The default field map is intended for common ADT, ORU, and ORM message flows. It parses the delimiter set from MSH-1 and MSH-2, then applies rules keyed by segment and field position.

Structured fields use these actions:

  • clear: remove the field value.
  • hash: replace each leaf value with a deterministic hash token while preserving HL7 delimiters.
  • surrogate: generate label-aware fake values while preserving repetitions, components, and subcomponents.
  • date-shift: shift every configured date by one consistent offset within the message.
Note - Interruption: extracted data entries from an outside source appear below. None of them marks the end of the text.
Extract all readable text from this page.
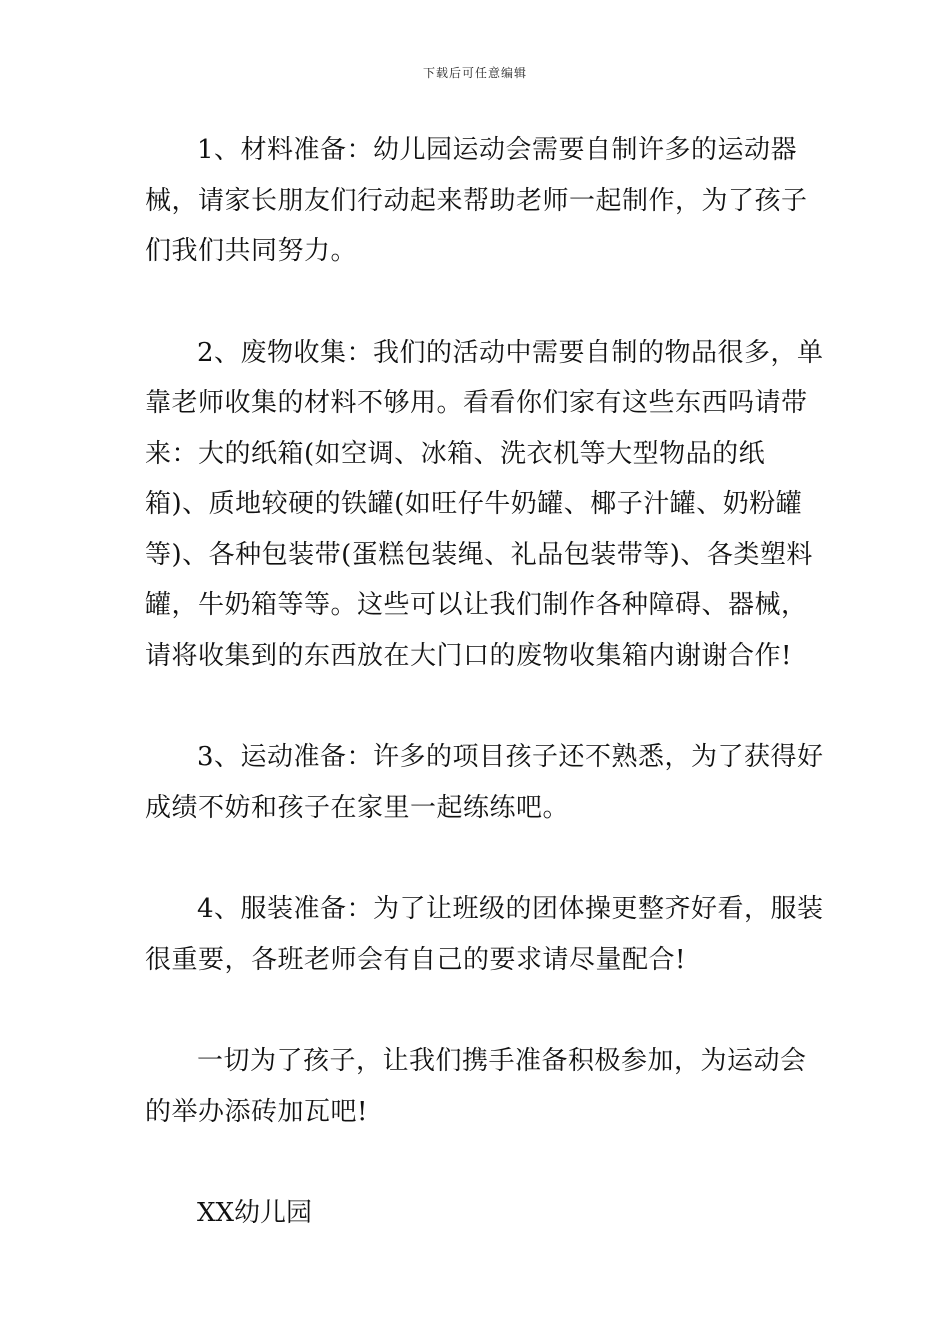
下载后可任意编辑

1、材料准备：幼儿园运动会需要自制许多的运动器械，请家长朋友们行动起来帮助老师一起制作，为了孩子们我们共同努力。

2、废物收集：我们的活动中需要自制的物品很多，单靠老师收集的材料不够用。看看你们家有这些东西吗请带来：大的纸箱(如空调、冰箱、洗衣机等大型物品的纸箱)、质地较硬的铁罐(如旺仔牛奶罐、椰子汁罐、奶粉罐等)、各种包装带(蛋糕包装绳、礼品包装带等)、各类塑料罐，牛奶箱等等。这些可以让我们制作各种障碍、器械，请将收集到的东西放在大门口的废物收集箱内谢谢合作!

3、运动准备：许多的项目孩子还不熟悉，为了获得好成绩不妨和孩子在家里一起练练吧。

4、服装准备：为了让班级的团体操更整齐好看，服装很重要，各班老师会有自己的要求请尽量配合!

一切为了孩子，让我们携手准备积极参加，为运动会的举办添砖加瓦吧!

XX幼儿园
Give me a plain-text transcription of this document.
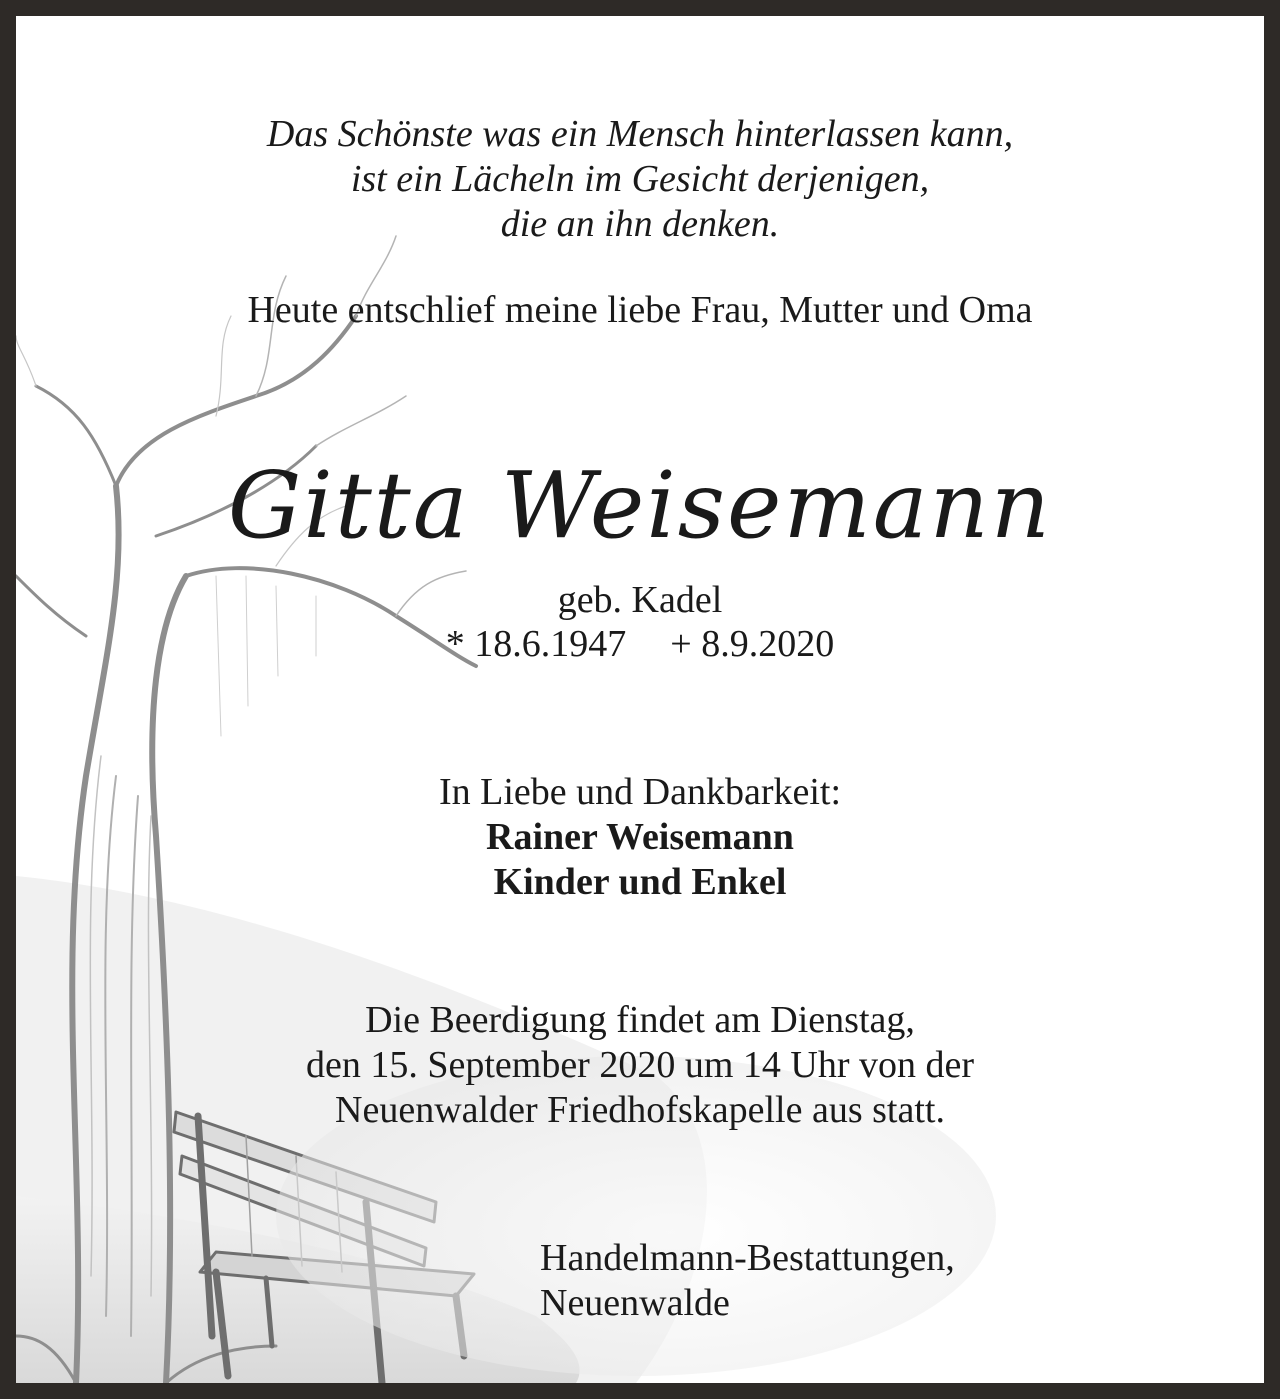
Das Schönste was ein Mensch hinterlassen kann,
ist ein Lächeln im Gesicht derjenigen,
die an ihn denken.
Heute entschlief meine liebe Frau, Mutter und Oma
Gitta Weisemann
geb. Kadel
* 18.6.1947 + 8.9.2020
In Liebe und Dankbarkeit:
Rainer Weisemann
Kinder und Enkel
Die Beerdigung findet am Dienstag,
den 15. September 2020 um 14 Uhr von der
Neuenwalder Friedhofskapelle aus statt.
Handelmann-Bestattungen,
Neuenwalde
Free-text fields use OpenMed PII de-identification:

  • OBX-5 when OBX-2 is TX or FT.
  • NTE-3.

Default Field Map

The default map includes common direct identifiers in these segments:

Segment Fields
PID 3, 5, 7, 11, 13, 19
PD1 3
NK1 2, 4, 5, 13
GT1 3, 5, 6, 12, 13
IN1 16, 18, 19, 36
IN2 1, 2
OBX 5 for TX and FT values
NTE 3

Unknown segments pass through unchanged unless you configure a rule for one of their fields.

Extending Rules

Pass a replacement field map keyed by either tuples or strings:

from openmed.interop.hl7v2 import DEFAULT_FIELD_MAP, HL7FieldRule, redact_hl7v2

field_map = {
    **DEFAULT_FIELD_MAP,
    "ZNT-2": HL7FieldRule("redact_text"),
    ("ZID", 4): HL7FieldRule("hash", label="ID_NUM"),
}

redacted = redact_hl7v2(message_text, field_map=field_map)

For offline tests, pass a deidentifier callable. The callable should return either a string or an object with deidentified_text.